The world’s first white laser could revolutionize lighting and display tech

Incandescent bulbs have given way to CFL and LEDs, but these lighting technologies may be destined for extinction as well. A team of scientists at Arizona State University have developed a laser that can produce pure white light that is brighter and more efficient than even the best LEDs. Technically, thelaser itself isn’t white from the start, but the clever use of nanomaterials allows three colored beams to become one white beam.

Lasers have always had appeal for lighting technology as they’re very bright, work over long distances, and have high efficiency. The problem has always been that lasers can’t be white. This work builds on a laser created in 2011 at Sandia National Laboratories. However, that was merely a proof of concept, not a functional device. The ASU team’s white laser produces enough light that it’s visible to the human eye. That’s a step in the right direction.

There’s still no way to actually generate a white laser, but this breakthrough gets us to the same place by combining three beams. As you might expect, these are blue, red, and green, just like the subpixels on an LCD or AMOLED display. To make this happen, the team had to design a semiconductor laser capable of operating across the entire color spectrum, which turns out to be far from simple. They eventually found success with a nanoscale semiconductor based on an alloy of ZnCdSSe.

It was a significant undertaking to tune the semiconductors to produce the correct colors in proportional amounts. This was handled by carefully controlling the so-called “lattice constant,” the distance between the atoms in the semiconductor. The blue part of the spectrum was particularly troublesome, requiring the use of techniques to create the lattice first, then allow it to form the desired alloy.
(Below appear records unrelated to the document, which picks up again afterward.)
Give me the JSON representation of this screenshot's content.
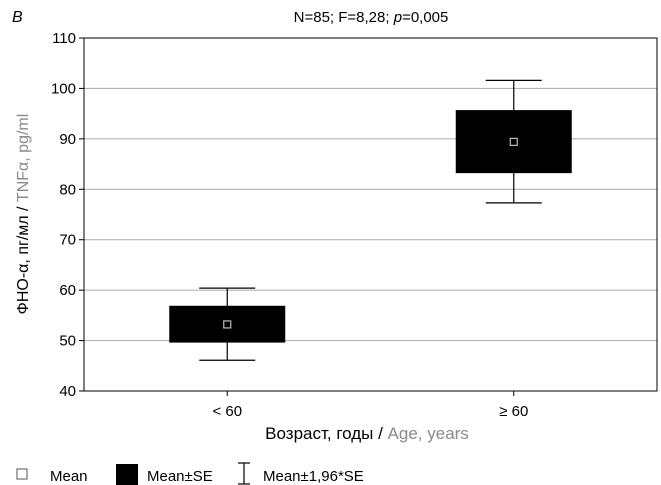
{
  "chart_data": {
    "type": "box",
    "panel_label": "B",
    "title": {
      "prefix": "N=85; F=8,28; ",
      "p_symbol": "p",
      "suffix": "=0,005"
    },
    "xlabel": {
      "ru": "Возраст, годы",
      "sep": " / ",
      "en": "Age, years"
    },
    "ylabel": {
      "ru": "ФНО-α, пг/мл",
      "sep": " / ",
      "en": "TNFα, pg/ml"
    },
    "ylim": [
      40,
      110
    ],
    "yticks": [
      40,
      50,
      60,
      70,
      80,
      90,
      100,
      110
    ],
    "grid": true,
    "categories": [
      "< 60",
      "≥ 60"
    ],
    "mean": [
      53.2,
      89.4
    ],
    "mean_minus_se": [
      49.6,
      83.2
    ],
    "mean_plus_se": [
      56.9,
      95.7
    ],
    "mean_minus_1_96se": [
      46.1,
      77.3
    ],
    "mean_plus_1_96se": [
      60.4,
      101.6
    ],
    "legend": {
      "placement": "bottom",
      "items": [
        {
          "label": "Mean",
          "symbol": "hollow-square"
        },
        {
          "label": "Mean±SE",
          "symbol": "filled-box"
        },
        {
          "label": "Mean±1,96*SE",
          "symbol": "whisker"
        }
      ]
    },
    "colors": {
      "box": "#000000",
      "grid": "#b4b4b4",
      "axis": "#000000",
      "english_text": "#8a8a8a"
    }
  }
}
The result of all this is white laser light, but the tunable nature of the semiconductor means thatthe laser can produce any color in the spectrum by increasing or decreasing the intensity of the red, green, and blue channels. It has a 70 wider color range and is more accurate than LEDs. While lighting is probably the most straightforward application, that’s only the beginning. The team believes the white light laser could be useful in display technology.

Before any of that can happen, the design needs to be refined. Right now it uses a conventional laser as a power source, but the semiconductor needs to be able to draw electrons from a battery to be practical. When that’s done, we could be well on our way to laser lighting and displays.